Traditional data center interconnection architectures have supported Disaster Recovery (DR) backup solutions for many years.
Disaster Recovery can be implemented in Cold Standby, Warm Standby, and Hot Standby modes. Each option offers different benefits.
- Cold Standby: The initial DR solutions worked in Cold Standby mode, in which appropriately configured backup resources were located in a safe, remote location (Figure 1). Hardware and software components, network access, and data restoration were implemented manually as needed. This DR mode required restarting applications on the backup site, as well as enabling network redirection to the new data center. The Cold Standby model is easy to maintain and remains valid. However, it requires a substantial delay to evolve from a standby mode to full operational capability. The time to recover, also known as Recovery Time Objective (RTO), for this scenario can require up to several weeks. In addition, the Recovery Point Objective (RPO), which is the maximum data lost during the recovery process, is quite high. It is accepted that several hours of data might be lost in a Cold Standby scenario.
- Warm Standby: In Warm Standby mode, the applications at the secondary data center are usually ready to start. Resources and services can then be manually activated when the primary data center goes out of service and after traffic is being fully processed to the new location. This solution provides a better RTO and RPO than Cold-Standby mode, but does not offer the transparent operation and zero disruption required for business continuity.
- Hot Standby: In hot standby mode, the backup data center has some applications running actively and some traffic processing the service tasks. Data replication from the primary data center and the remote data center are done in a real time. Usually the RTO is measured in minutes and the RPO approaches zero, which means that the data mirrored in the backup site is exactly the same as that in the original site. Zero RPO allows applications and services to restart safely. Immediate and automatic resource availability in the secondary data center improves overall application scalability and equipment use.
- Data Replication: The different disaster recovery modes are deployed using Layer 3 interconnections between data centers through a highly-available routed WAN. The WAN offers direct access to the applications running in the remote site with synchronous or asynchronous data mirroring, depending on the service level agreement and enterprise business requirements.
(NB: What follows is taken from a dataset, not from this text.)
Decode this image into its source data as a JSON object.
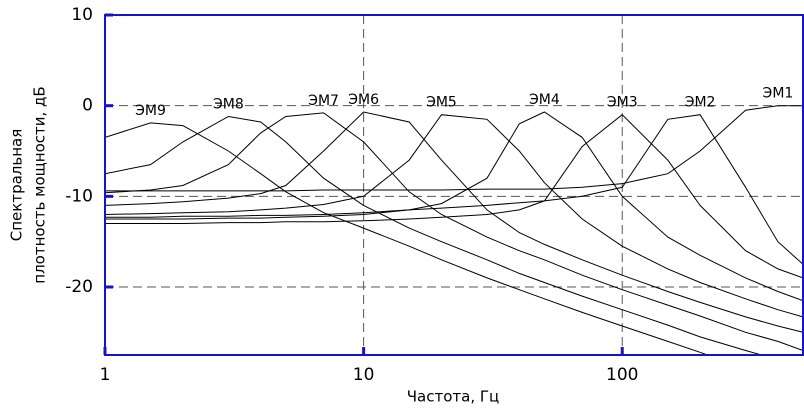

The pressure to support business continuity has motivated many storage vendors to accelerate the RTO by offering more efficient data replication solutions that achieve the smallest possible RPO. Examples of highly efficient data replication solutions are host-based and disk-based mirroring.
For example, with Veritas Volume Replicator® host-based mirroring solution, the host is responsible for duplicating data to the remote site. In the EMC Symmetrix Remote Data Facility® (SRDF) and Hitachi (HDS) TrueCopy® disk-based mirroring solutions, the storage controller is responsible for duplicating the data1.
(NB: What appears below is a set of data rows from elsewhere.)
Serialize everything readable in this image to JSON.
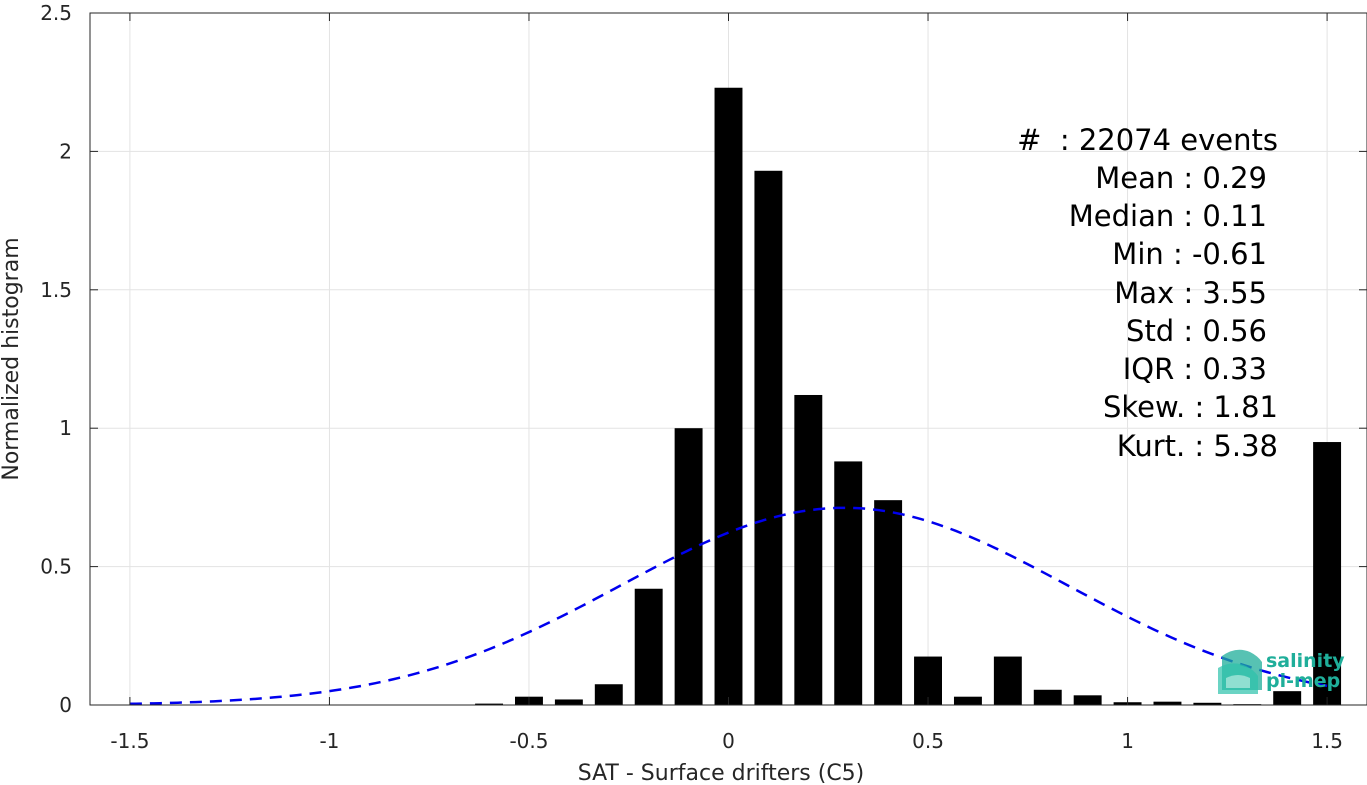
{
  "chart_data": {
    "type": "bar",
    "xlabel": "SAT - Surface drifters (C5)",
    "ylabel": "Normalized histogram",
    "xlim": [
      -1.6,
      1.6
    ],
    "ylim": [
      0,
      2.5
    ],
    "grid": true,
    "x_ticks": [
      -1.5,
      -1,
      -0.5,
      0,
      0.5,
      1,
      1.5
    ],
    "x_tick_labels": [
      "-1.5",
      "-1",
      "-0.5",
      "0",
      "0.5",
      "1",
      "1.5"
    ],
    "y_ticks": [
      0,
      0.5,
      1,
      1.5,
      2,
      2.5
    ],
    "y_tick_labels": [
      "0",
      "0.5",
      "1",
      "1.5",
      "2",
      "2.5"
    ],
    "bar_width": 0.07,
    "x": [
      -0.6,
      -0.5,
      -0.4,
      -0.3,
      -0.2,
      -0.1,
      0.0,
      0.1,
      0.2,
      0.3,
      0.4,
      0.5,
      0.6,
      0.7,
      0.8,
      0.9,
      1.0,
      1.1,
      1.2,
      1.3,
      1.4,
      1.5
    ],
    "values": [
      0.005,
      0.03,
      0.02,
      0.075,
      0.42,
      1.0,
      2.23,
      1.93,
      1.12,
      0.88,
      0.74,
      0.175,
      0.03,
      0.175,
      0.055,
      0.035,
      0.01,
      0.012,
      0.008,
      0.003,
      0.05,
      0.95
    ],
    "bar_color": "#000000",
    "fit_curve": {
      "style": "dashed",
      "color": "#0000ee",
      "mean": 0.29,
      "std": 0.56,
      "x_range": [
        -1.5,
        1.5
      ]
    },
    "stats": {
      "events": "#  : 22074 events",
      "mean": "Mean : 0.29",
      "median": "Median : 0.11",
      "min": "Min : -0.61",
      "max": "Max : 3.55",
      "std": "Std : 0.56",
      "iqr": "IQR : 0.33",
      "skew": "Skew. : 1.81",
      "kurt": "Kurt. : 5.38"
    }
  },
  "logo": {
    "line1": "salinity",
    "line2": "pi-mep",
    "accent": "#1fae9a"
  }
}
A disaster recovery solution should be selected based on how long the organization can wait for services to be restarted, and above all, how much data it can afford to lose after the failover happens. Should the business restart in a degraded mode, or must all services be fully-available immediately after the switch-over? Financial institutions usually require an RTO of less than one hour with an RPO equal to zero without a degraded mode. This is a fairly widespread practice so that no transactions are lost.